Mon Jan 09 2023
Both coworking places and shared workspaces have risen in popularity here in Hong Kong as an alternative to the traditional office space. But, as someone looking for an alternative workspace for yourself, a team, or your company, understanding which best suits your needs can be tricky. Small differences can make a world of difference when this is a place you are likely to spend a good portion of your week in.
There are undeniably pros and cons for both shared workspaces and coworking offices. But first, to truly understand how these differences might affect your decision, let's take a step back and understand what each of these options is.
A shared workspace is effectively the office equivalent to a serviced apartment. This means you will be able to move into a pre-designed and already set up office space. You’ll find many of the tools and equipment that businesses need, like high-volume printers and copiers, private kitchens, and more.
A coworking space or office takes a comparatively more flexible approach. Unlike shared workspaces, which often accommodate teams of varying sizes, coworking spaces are usually filled with freelancers, creatives, and other business people working on personal projects. Because of this, they are known for more casual, sociable, and relaxed environments with plenty of networking opportunities. Please note that this is not always the case, and many small-scale businesses choose to work within a coworking space for their range of benefits.
When compared to a traditional office space, both coworking spaces and shared workspaces come with an array of extra services. Many coworking places will come with amenities like coffee and food bars, meeting rooms, photo studios, relaxation areas, and of course front of house staff. Comparatively, shared office spaces might have receptionists, office equipment, and more professional-looking interior for hosting clients, investors, and so on.
Both a coworking space and a shared workspace offer more in the likes of socialisation, collaboration, and networking when compared to a traditional workspace. However, while a shared workspace might only offer the chance to work near a few individuals and businesses, a coworking space is where communities really thrive. Well-established coworking spaces will employ a community manager that is in charge of, among other things, organising social events for members, helping connect like-minded members, and building a collaborative environment. Because of this, coworking spaces are widely considered the better of the two options if one of your goals is to network and find people within your niche to work with.
The interior design and overall atmosphere of these workspaces is another thing with slight differences. While all coworking and shared office spaces are different, many having unique designs as key selling points, there are some trends. In general, coworking spaces have open-plan seating arrangements with plenty of solo desks for hotdesking. This is done to accommodate freelancers and solo workers. Additionally, coworking spaces usually have more trendy, casual, and warm interiors. This can add to what many refer to as a more bustling and sociable environment, as mentioned above, but can also hinder productivity for some people. In contrast, shared workspaces typically have more team-oriented seating plans that are more catered for teams and businesses to work in. This often offers a more private place to work and is more conducive to larger teams.

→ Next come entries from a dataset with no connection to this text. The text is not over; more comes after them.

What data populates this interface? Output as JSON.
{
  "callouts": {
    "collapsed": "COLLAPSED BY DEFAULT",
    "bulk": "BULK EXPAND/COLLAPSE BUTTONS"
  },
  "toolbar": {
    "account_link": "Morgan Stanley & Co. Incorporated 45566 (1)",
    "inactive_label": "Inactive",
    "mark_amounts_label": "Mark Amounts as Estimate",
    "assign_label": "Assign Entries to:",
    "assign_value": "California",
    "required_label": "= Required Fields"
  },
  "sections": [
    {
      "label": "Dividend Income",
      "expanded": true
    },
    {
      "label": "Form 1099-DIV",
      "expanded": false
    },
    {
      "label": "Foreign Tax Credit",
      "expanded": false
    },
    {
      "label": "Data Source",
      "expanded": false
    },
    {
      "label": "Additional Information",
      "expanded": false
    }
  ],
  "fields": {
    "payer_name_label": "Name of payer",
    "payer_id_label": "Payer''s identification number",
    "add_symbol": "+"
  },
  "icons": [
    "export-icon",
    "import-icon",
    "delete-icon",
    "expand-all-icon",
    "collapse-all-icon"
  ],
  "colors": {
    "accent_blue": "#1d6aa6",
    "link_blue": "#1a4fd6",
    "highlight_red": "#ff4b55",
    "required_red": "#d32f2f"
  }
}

If flexibility is important for you, we would recommend heading to coworking offices. This is often considered one of the main allures of coworking spaces, and many pride themselves on being able to accommodate individuals from all walks of life. Many spaces have short leases, which means you can easily move around without committing to a single place. Furthermore, hotdesk arrangements mean you can have a change of scene on a daily basis or, if your coworking space runs several locations, have the freedom to move around different neighbourhoods in your city at your convenience. Shared workspaces may still offer some more flexibility in comparison to a traditionally rented office space.
With all the above in mind, the clientele of coworking spaces and shared workspaces unsurprisingly differs. In general, coworking spaces are filled with more freelancers, startups, small teams, solo business people, and even some hobbyists who need a workspace. If you fit this description, you might find coworking spaces the perfect place to mingle in with like-minded people and potentially find new contacts or business partners. On the other hand, shared workspaces target more businesses than individuals. Anything from small to large teams might enjoy the benefits of a shared workspace.
If you work alone or in a small team, need a flexible work environment and enjoy being part of a community, we would recommend heading towards a coworking space. On the other hand, if you are looking for a space for you and your team to grow as a business, a shared workspace might work better. But remember - ultimately, the right choice for you depends on your individual needs, preferences, and current situation, along with the location you feel best suits your business, whether that be in the heart of Kowloon or the epicentre of Hong Kong Island.